I have been trying out druid over past few days. I have some questions related to “realtime” tasks in druid which are created by tranquility server.

Versions:

druid: 0.12.3

tranquility: 0.8.2

zookeeper: 3.4.10

My tranquility configuration is specified below:

{

“dataSources” : {

“pageviews” : {

“spec”
: {

“dataSchema” : {

“dataSource” : “pageviews”,

“parser”
: {

“type” : “string”,

“parseSpec” : {

“timestampSpec” : {

“column” : “time”,

“format” : “auto”

},

“dimensionsSpec” : {

“dimensions” : [“url”, “user”,
“os”],

“dimensionExclusions” : [

“time”

]

},

“format” : “json”

}

},

“granularitySpec” : {

“type” : “uniform”,

“segmentGranularity” : “fifteen_minute”,

“queryGranularity” : “fifteen_minute”

},

“metricsSpec” : [

{“name”: “views”, “type”:
“count”}

]

},

“ioConfig”
: {

“type” : “realtime”

},

“tuningConfig” : {

“type” : “realtime”,

“maxRowsInMemory” : “100000”,

“intermediatePersistPeriod” : “PT10M”,

“windowPeriod” : “PT13M”

}

},

“properties” : {

“task.partitions” : “1”,

“task.replicants” : “1”

}

}

},

“properties” : {

“zookeeper.connect” : “localhost”,

“druid.discovery.curator.path” : “/druid/discovery”,

“druid.selectors.indexing.serviceName” :
“druid/overlord”,

“http.port” : “8200”,

“http.threads” : “8”

}

}

``

As you can see :

windowPeriod : 13 Minutes

intermediatePersistPeriod: 10 Minutes

segmentGranularity & queryGranularity: 15 Minutes

I could send data over HTTP to tranquility server and was able to query druid without any issues.
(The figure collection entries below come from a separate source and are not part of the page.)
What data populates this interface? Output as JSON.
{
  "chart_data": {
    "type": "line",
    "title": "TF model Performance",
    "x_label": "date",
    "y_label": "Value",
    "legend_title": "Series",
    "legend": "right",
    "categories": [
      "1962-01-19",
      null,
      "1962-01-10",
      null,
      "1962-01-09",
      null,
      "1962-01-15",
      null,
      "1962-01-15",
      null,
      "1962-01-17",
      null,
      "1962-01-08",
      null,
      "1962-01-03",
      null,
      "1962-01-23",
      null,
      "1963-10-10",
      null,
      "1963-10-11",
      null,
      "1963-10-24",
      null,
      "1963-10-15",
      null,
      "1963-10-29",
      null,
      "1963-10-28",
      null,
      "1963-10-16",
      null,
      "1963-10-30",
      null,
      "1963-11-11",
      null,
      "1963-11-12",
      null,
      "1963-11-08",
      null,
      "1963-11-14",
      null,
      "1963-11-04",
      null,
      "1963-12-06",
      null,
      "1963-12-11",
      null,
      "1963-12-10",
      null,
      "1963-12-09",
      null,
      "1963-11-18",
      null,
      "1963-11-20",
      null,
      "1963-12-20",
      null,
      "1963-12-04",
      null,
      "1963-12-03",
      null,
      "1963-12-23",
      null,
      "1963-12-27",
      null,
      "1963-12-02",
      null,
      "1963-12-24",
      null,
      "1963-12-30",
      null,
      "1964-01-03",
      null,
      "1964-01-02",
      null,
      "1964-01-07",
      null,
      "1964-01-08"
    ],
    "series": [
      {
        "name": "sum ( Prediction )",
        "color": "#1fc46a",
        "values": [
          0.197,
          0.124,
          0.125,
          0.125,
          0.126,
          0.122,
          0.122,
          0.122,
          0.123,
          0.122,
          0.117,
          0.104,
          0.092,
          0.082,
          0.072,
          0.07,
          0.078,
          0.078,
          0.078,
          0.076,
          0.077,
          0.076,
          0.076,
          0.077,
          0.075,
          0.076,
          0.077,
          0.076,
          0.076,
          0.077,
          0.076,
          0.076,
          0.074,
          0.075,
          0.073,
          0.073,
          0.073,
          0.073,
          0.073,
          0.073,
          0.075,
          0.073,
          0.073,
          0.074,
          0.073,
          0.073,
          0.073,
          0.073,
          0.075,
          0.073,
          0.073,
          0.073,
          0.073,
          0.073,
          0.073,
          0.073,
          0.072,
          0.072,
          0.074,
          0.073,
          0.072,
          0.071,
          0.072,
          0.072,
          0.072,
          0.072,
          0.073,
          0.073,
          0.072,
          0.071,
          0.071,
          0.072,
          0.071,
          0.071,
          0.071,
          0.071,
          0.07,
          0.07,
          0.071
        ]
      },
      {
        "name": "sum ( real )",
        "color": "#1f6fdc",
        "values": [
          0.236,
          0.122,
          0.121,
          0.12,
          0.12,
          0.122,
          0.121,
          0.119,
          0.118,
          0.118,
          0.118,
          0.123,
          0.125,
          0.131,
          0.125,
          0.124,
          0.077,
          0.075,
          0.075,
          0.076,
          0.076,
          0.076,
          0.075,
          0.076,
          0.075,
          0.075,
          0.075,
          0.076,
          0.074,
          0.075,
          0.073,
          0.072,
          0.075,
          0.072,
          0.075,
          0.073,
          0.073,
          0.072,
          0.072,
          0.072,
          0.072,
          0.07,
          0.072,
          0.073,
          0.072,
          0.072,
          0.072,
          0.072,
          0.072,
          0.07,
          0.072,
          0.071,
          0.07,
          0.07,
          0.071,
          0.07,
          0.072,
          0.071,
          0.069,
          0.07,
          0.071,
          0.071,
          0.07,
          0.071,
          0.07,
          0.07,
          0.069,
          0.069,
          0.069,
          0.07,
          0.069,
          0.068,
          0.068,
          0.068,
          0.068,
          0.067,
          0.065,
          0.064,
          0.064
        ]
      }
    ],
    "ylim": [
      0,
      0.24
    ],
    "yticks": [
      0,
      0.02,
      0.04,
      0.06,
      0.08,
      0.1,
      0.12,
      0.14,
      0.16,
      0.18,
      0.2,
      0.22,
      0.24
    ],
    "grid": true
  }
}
However i noticed that the realtime tasks that get created run for longer duration that i would expect.

Following are the screenshots for a realtime task.

This task should receive data from 10.15 to 10.30 (segmentGranularity is 15 minutes).

when i checked the logs for this task i noticed following:

As can be seen the above task will stop at **2018-11-02T10:41:00.000Z. **

Question:

  1. How does druid arrives at this stop time? shouldn’t the task stop at 10.30 ? does this have anything to do with windowPeriod ? Even then windowPeriod is 13 Minutes.

I also noticed that after a task completes, we can see the datasource in the druid console as shown below. However if we send more data there would be more realtime tasks running ( see the image : Indexing tasks: 1 running). If you hover over the “pageviews” datasource, it says “no realtime tasks”. The realtime indexing task running, is for the “pageviews” datasource.

  1. Why does the console show “no realtime tasks” while there are realtime tasks running for a datasource?

Thanks,

Prathamesh

There is a grace period that being used on top of the window period, checkout
druidBeam.firehoseGracePeriod from https://github.com/druid-io/tranquility/blob/master/docs/configuration.md

Thanks Dan! I was puzzled by the shutdown time exceeding the window period. This cleared my doubt.